Northvolt, the battery startup founded in 2017 by two Tesla alums, was the Great European Hope that was supposed to free the Continent from dependence on Chinese EV battery production. And for a while, things were really rolling—the company raised billions and formed partnerships with several automakers. It managed to get a couple of facilities up and running, and had more in development.
Alas, all was not well up north—the company went belly-up in 2024, done in by bureaucratic roadblocks, production problems and slower-than-expected demand, plus a dose of good old-fashioned mismanagement. In the end, the failure was probably down to a simple inability to compete with more experienced and deep-pocketed Chinese players such as BYD and CATL.
Northvolt’s fall has caused some investors to sour on other battery projects. Reuters reports that at least eight companies postponed or abandoned European EV battery projects in 2024, and that Europe’s projected battery pipeline capacity for 2030 is a fraction of what it was at the beginning of the year.
Europe’s dream of developing its own EV batteries is far from dead, but it seems that “Wir schaffen das” has been replaced by “If you can’t beat ‘em…”
A dozen executives, investors and analysts told Reuters that the future of Europe’s battery industry may lie in joint ventures with Chinese companies.
Slovakian startup InoBat got a much-needed leg up last year when Chinese battery maker Gotion bought a 25% stake and signed onto a joint venture to build European gigafactories.

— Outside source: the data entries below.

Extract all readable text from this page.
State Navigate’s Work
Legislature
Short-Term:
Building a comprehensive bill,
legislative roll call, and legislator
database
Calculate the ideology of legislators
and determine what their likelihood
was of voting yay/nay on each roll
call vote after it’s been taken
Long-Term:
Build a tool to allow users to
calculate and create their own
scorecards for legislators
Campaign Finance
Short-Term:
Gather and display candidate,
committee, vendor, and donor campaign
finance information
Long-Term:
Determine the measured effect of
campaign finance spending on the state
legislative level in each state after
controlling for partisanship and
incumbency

More recently, InoBat raised 100 million euros ($104 million) in Series C funding, taking its total raised to 400 million euros.
Battery startups are “just not the flavour of the month,” said Lacie Midgely, a research analyst at UK investment bank Panmure Liberum. “Institutional investors are looking for strategic investors before they’ll get on board.”
In 2023, Hefei-based Gotion had around 150 gigawatt hours (GWh) of nominal battery capacity—far more than all of Europe’s current capacity.
The involvement of Chinese giants with proven track records reassures investors, Vikram Gourineni, Executive Director at Indian battery maker Amara Raja, a lead investor in InoBat’s Series C round, told Reuters. “It made a big difference that InoBat has a partner like Gotion on board.” Automakers are now demanding proven scale “because they don’t want to risk their EV programs.”
The formula certainly seems to be working for InoBat, which has a pilot production line making EV batteries in Voderady, near Bratislava. The company will be Gotion’s “European face” for larger gigafactories, said InoBat CEO Marian Bocek. “Investors look at us and see our big brother [Gotion] will ensure our cells get produced,” Bocek told Reuters.
Other China/Europe tie-ups include a recent agreement between Stellantis and CATL to form a JV for a for a large-scale LFP battery plant in Spain
Other projects are proceeding without the Chinese—for now. France’s Verkor, backed by customer Renault, is building a 16 GWh gigafactory in Dunkirk that is to be completed around 2028. CEO Benoit Lemaignan acknowledged that his company will have to prove it can deliver to Renault before it wins other automakers as customers. “They are happy to interact with us, but they want to see the product first.”
Britain’s Ilika says it will provide test battery cells in 2025 to 17 automakers and battery makers. Rather than building its own factory, Ilika plans to pursue licensing agreements to mass-produce its solid-state batteries.
Michael Rae, a clean-tech Fund Manager at M&G, told Reuters that Ilika could become an investment candidate, but it needs to prove itself to major automotive customers.
For startups hoping to survive the Valley of Death, capital is always the big issue, and Chinese battery firms have it. Will more European companies like Verkor and Ilika end up looking to the East?